Beberapa nama terkenal pada periode tersebut meninggal selama Raksasa bencana

Terhitung di antara yang tewas adalah beberapa nama terkenal. John Jacob Astor IV adalah salah satu orang terkaya di dunia, tetapi bahkan kekayaannya yang luar biasa tidak dapat memberinya tempat di sekoci. WT Stead, tokoh pendiri jurnalisme investigasi, diduga terakhir terlihat duduk di kursi kulit saat kapal tenggelam, membaca buku. Isidor Straus, pemilik department store Macy, dan istrinya Ida meninggal bersama. Ida akan naik ke sekoci ketika dia memutuskan untuk tinggal bersama suaminya.

Pembuat kapal Thomas Andrews tidak menemui nasibnya seperti yang sering digambarkan dalam buku, dokumenter, dan film tentang bencana. Bahkan, kematiannya jauh lebih heroik.

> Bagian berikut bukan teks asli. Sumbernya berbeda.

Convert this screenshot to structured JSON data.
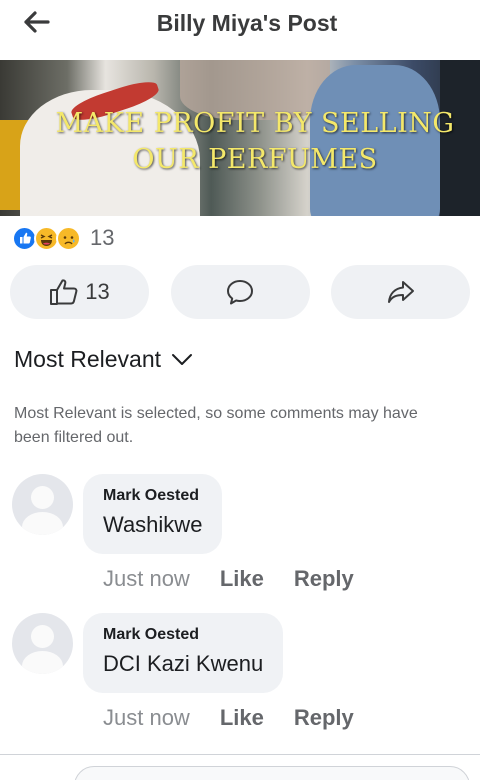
{
  "header": {
    "title": "Billy Miya's Post",
    "back_icon": "back-arrow-icon"
  },
  "media": {
    "overlay_text": "MAKE PROFIT BY SELLING OUR PERFUMES"
  },
  "reactions": {
    "icons": [
      "like-reaction-icon",
      "haha-reaction-icon",
      "sad-reaction-icon"
    ],
    "count": "13"
  },
  "actions": {
    "like": {
      "icon": "thumbs-up-icon",
      "count": "13"
    },
    "comment": {
      "icon": "comment-bubble-icon"
    },
    "share": {
      "icon": "share-arrow-icon"
    }
  },
  "sort": {
    "label": "Most Relevant"
  },
  "notice": "Most Relevant is selected, so some comments may have been filtered out.",
  "comments": [
    {
      "name": "Mark Oested",
      "text": "Washikwe",
      "time": "Just now",
      "like": "Like",
      "reply": "Reply"
    },
    {
      "name": "Mark Oested",
      "text": "DCI Kazi Kwenu",
      "time": "Just now",
      "like": "Like",
      "reply": "Reply"
    }
  ],
  "colors": {
    "like_blue": "#1877f2",
    "button_bg": "#eff1f4",
    "bubble_bg": "#f0f2f5",
    "secondary_text": "#65676b"
  }
}
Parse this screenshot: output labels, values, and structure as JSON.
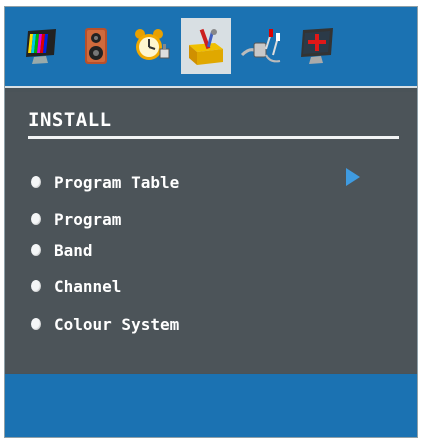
{
  "toolbar": {
    "tabs": [
      {
        "icon": "tv-picture-icon",
        "selected": false
      },
      {
        "icon": "speaker-sound-icon",
        "selected": false
      },
      {
        "icon": "alarm-clock-feature-icon",
        "selected": false
      },
      {
        "icon": "toolbox-install-icon",
        "selected": true
      },
      {
        "icon": "source-cables-icon",
        "selected": false
      },
      {
        "icon": "pc-monitor-icon",
        "selected": false
      }
    ]
  },
  "menu": {
    "title": "INSTALL",
    "items": [
      {
        "label": "Program Table",
        "has_submenu": true
      },
      {
        "label": "Program"
      },
      {
        "label": "Band"
      },
      {
        "label": "Channel"
      },
      {
        "label": "Colour System"
      }
    ]
  },
  "colors": {
    "bar_blue": "#1b72b2",
    "panel_grey": "#4c5459",
    "selected_tab": "#d8dfe3",
    "arrow_blue": "#3f9be0"
  }
}
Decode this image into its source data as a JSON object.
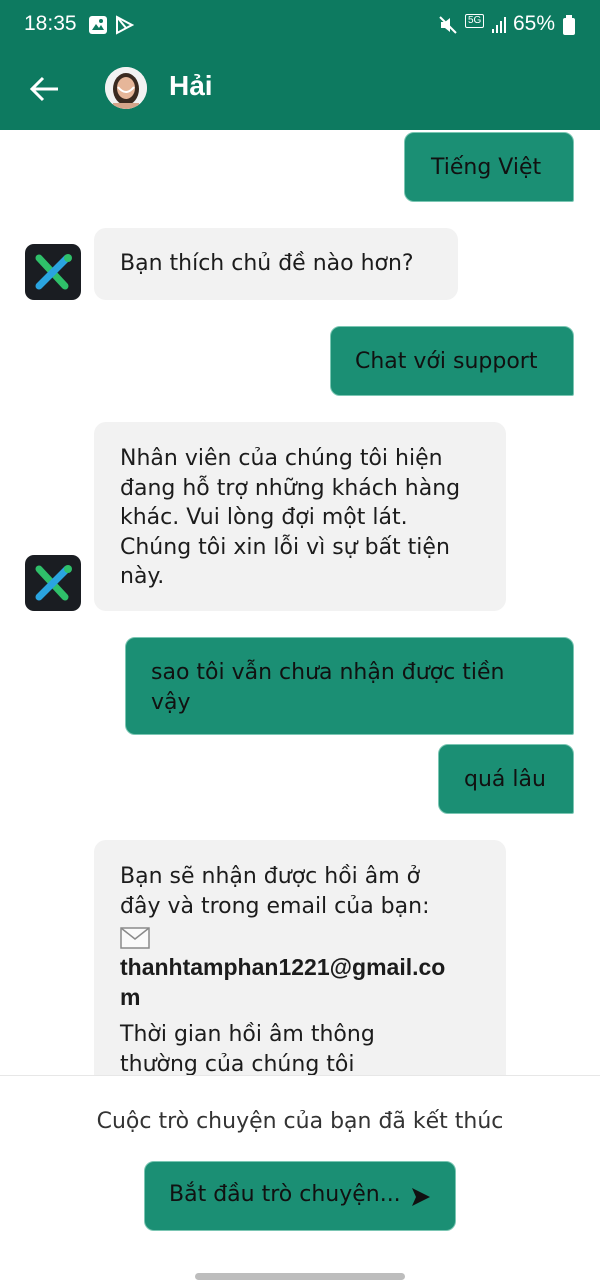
{
  "status_bar": {
    "time": "18:35",
    "battery_percent": "65%",
    "network": "5G"
  },
  "header": {
    "agent_name": "Hải"
  },
  "messages": [
    {
      "from": "user",
      "text": "Tiếng Việt"
    },
    {
      "from": "bot",
      "text": "Bạn thích chủ đề nào hơn?"
    },
    {
      "from": "user",
      "text": "Chat với support"
    },
    {
      "from": "bot",
      "lines": [
        "Nhân viên của chúng tôi hiện",
        "đang hỗ trợ những khách hàng",
        "khác. Vui lòng đợi một lát.",
        "Chúng tôi xin lỗi vì sự bất tiện",
        "này."
      ]
    },
    {
      "from": "user",
      "lines": [
        "sao tôi vẫn chưa nhận được tiền",
        "vậy"
      ]
    },
    {
      "from": "user",
      "text": "quá lâu"
    },
    {
      "from": "bot",
      "lines": [
        "Bạn sẽ nhận được hồi âm ở",
        "đây và trong email của bạn:"
      ],
      "email_lines": [
        "thanhtamphan1221@gmail.co",
        "m"
      ],
      "more_lines": [
        "Thời gian hồi âm thông",
        "thường của chúng tôi"
      ]
    }
  ],
  "footer": {
    "ended_text": "Cuộc trò chuyện của bạn đã kết thúc",
    "start_button_label": "Bắt đầu trò chuyện..."
  },
  "colors": {
    "header_bg": "#0d7a60",
    "user_bubble": "#1b8f74",
    "bot_bubble": "#f2f2f2"
  },
  "icons": [
    "back-arrow-icon",
    "envelope-icon",
    "send-icon",
    "mute-icon",
    "signal-icon",
    "battery-icon",
    "image-icon",
    "play-store-icon"
  ]
}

Jumlah sekoci yang terkenal tidak memadai di Raksasa tidak melanggar aturan apa pun

Hanya empat hari setelah tenggelamnya, penyelidikan yang dilakukan dengan tergesa-gesa diadakan di New York. Lain akan mengikuti di Inggris pada bulan Mei. Mereka menyimpulkan bahwa White Star Line tidak bersalah karena kelalaian. Dan meskipun perusahaan pelayaran akan dibawa ke pengadilan dan diperintahkan untuk membayar, dendanya tidak besar. Kemarahan terbesar disediakan untuk SS California, kapal lain yang tidak datang Raksasa'dikatakan.

Mengenai sekoci, jumlah Titanic yang terkenal tidak memadai sebenarnya tidak melanggar aturan apa pun – kesehatan dan keselamatan telah berkembang jauh – sehingga penyelidikan hanya dapat menyimpulkan bahwa peraturan yang ada sudah usang.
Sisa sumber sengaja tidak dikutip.